A thorough water analysis was performed on all the source water impoundments prior to treatment to determine the ionic and bacterial composition of the water and the amount of ClO2 that would be needed for treatment. The source water also was periodically tested during the treatment process, and finished product samples were taken to measure water quality and check for any ClO2 residue.

About 300,000 bbl of water were treated from the three impoundments. The treatment resulted in an eight-bottle log reduction in bacteria and complete oxidization of the FeS. The process significantly improved the water clarity and eliminated the odor, resulting in a greater percentage of the produced water becoming eligible for reuse.
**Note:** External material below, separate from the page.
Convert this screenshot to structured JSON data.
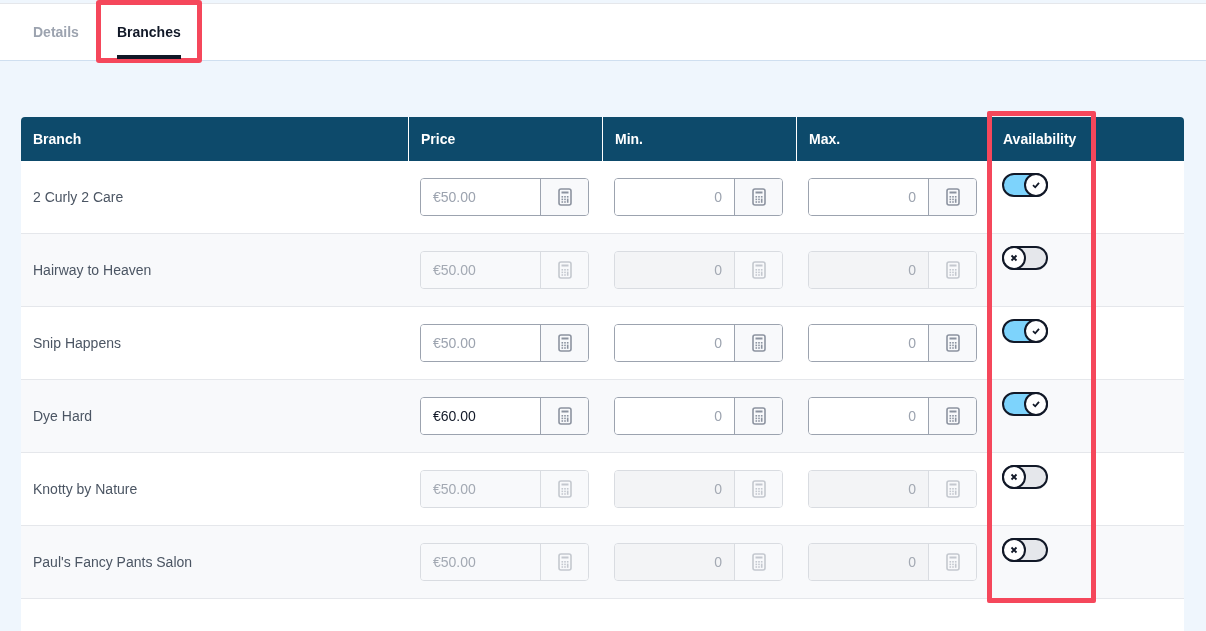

By removing the contaminants from the produced and flowback water, the operator was able to achieve the same hydraulic fracturing formulation typically required for freshwater.

The use of the mobile ClO2 treatment service delivered multiple benefits to the operator, significantly reducing the costs and risks associated with water disposal and transportation, and it preserved millions of gallons of water already in the impoundments, thus eliminating the need for additional freshwater sourcing.

Ongoing success in the shale plays is dependent on optimizing field and wellbore economics while conducting operations in ways that reduce the environmental footprint. Development of technologies that enable prudent use and reuse of water signifies an important step-change in the industry’s ability to confront and overcome extraordinary challenges to the safe and efficient production of hydrocarbons in these important frontiers.